1. CLAIMS 1. An active material for a cathode of a nickel cell having the formula, ^? - 2xM2x (OH) 2 (CO3)? (0 <x <0.1): characterized by K ee? N trivalent metal , the average diameter of the active material is 2 ~ 30 μm, the average width of the XRD peak in its plane (001) is more than 1/26, the maximum density is 1.6 g / cm-3 , eepecific surface area ee of 5 ~ 50m2 / g, and its globular shape.
2. 2. The active material according to claim 1, characterized in that M ee selects from the group that you have of Al, Co, Fe, In, Mn and dream mixes.
3. 3. The active material according to claim 1, characterized in that the content of M is 10 ~ 25 mol% of the total molar of the active materials.
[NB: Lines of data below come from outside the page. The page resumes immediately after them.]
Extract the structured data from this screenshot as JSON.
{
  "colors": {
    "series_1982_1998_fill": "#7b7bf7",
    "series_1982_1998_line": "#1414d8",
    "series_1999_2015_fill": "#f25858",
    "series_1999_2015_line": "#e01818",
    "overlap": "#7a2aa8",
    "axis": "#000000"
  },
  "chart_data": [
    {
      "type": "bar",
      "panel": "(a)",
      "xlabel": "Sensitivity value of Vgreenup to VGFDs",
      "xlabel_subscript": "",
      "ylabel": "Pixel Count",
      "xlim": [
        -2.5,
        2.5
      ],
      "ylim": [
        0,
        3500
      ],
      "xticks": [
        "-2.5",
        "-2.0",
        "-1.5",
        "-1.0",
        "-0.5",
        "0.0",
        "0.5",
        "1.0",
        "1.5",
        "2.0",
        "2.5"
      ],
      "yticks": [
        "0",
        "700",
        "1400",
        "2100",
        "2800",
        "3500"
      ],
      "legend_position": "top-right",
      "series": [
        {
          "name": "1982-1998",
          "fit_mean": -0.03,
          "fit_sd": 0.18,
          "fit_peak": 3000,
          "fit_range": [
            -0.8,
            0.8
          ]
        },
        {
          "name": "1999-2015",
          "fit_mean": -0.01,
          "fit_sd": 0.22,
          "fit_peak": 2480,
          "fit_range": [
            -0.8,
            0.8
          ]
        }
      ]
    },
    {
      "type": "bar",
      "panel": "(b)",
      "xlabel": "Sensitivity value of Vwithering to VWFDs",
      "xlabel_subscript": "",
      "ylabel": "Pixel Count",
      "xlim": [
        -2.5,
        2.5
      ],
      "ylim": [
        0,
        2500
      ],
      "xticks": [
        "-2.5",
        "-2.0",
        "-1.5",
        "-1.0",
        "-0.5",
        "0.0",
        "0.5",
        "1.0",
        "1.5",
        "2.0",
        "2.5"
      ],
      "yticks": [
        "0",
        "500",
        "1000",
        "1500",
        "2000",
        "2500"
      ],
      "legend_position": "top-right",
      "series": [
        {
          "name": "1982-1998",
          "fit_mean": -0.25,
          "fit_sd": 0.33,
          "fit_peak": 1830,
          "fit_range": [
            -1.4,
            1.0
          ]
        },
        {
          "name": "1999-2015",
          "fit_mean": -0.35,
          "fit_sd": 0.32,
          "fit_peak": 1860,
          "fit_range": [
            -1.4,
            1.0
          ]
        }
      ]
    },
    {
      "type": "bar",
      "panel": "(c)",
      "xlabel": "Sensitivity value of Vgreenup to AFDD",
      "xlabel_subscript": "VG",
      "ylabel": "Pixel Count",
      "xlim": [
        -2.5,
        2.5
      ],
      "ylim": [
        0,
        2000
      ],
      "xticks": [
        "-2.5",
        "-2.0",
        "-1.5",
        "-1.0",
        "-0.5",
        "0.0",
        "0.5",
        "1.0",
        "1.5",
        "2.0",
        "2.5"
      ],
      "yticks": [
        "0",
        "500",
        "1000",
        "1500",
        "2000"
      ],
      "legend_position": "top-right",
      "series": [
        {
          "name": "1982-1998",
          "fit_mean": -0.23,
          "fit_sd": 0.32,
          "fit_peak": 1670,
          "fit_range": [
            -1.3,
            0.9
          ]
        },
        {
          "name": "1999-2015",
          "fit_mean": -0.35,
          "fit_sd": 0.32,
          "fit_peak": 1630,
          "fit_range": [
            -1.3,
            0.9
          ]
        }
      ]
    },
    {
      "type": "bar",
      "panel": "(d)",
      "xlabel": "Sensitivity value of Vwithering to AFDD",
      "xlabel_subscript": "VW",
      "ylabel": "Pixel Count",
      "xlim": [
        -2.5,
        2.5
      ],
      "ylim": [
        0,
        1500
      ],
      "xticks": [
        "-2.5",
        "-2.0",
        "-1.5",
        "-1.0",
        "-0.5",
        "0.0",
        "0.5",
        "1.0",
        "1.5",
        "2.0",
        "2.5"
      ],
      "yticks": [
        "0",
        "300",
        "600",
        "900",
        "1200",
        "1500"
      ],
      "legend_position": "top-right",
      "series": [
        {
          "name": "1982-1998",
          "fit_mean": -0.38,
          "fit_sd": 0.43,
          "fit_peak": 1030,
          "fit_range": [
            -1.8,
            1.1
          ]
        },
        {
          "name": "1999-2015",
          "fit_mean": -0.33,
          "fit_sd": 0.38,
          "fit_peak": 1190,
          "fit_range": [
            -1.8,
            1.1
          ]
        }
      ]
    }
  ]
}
4. 4. A method for producing a cathode of a nickel cell, the method is characterized in that it comprises the steps of: (a) producing a paste by mixing the active material described in claim 1, a viscosity enhancing agent, and a conductive agent; (b) spreading the paste on a metal support; Y (c) pour and compress the metallic support.
5. 5. The method in accordance with the claim 4, characterized in that the conductive agent is selected from the group consisting of Co, CoO and Co (.OH) 2 and the content of the conductive agent is 6 ~ 18% by weight of the mass of the total active material.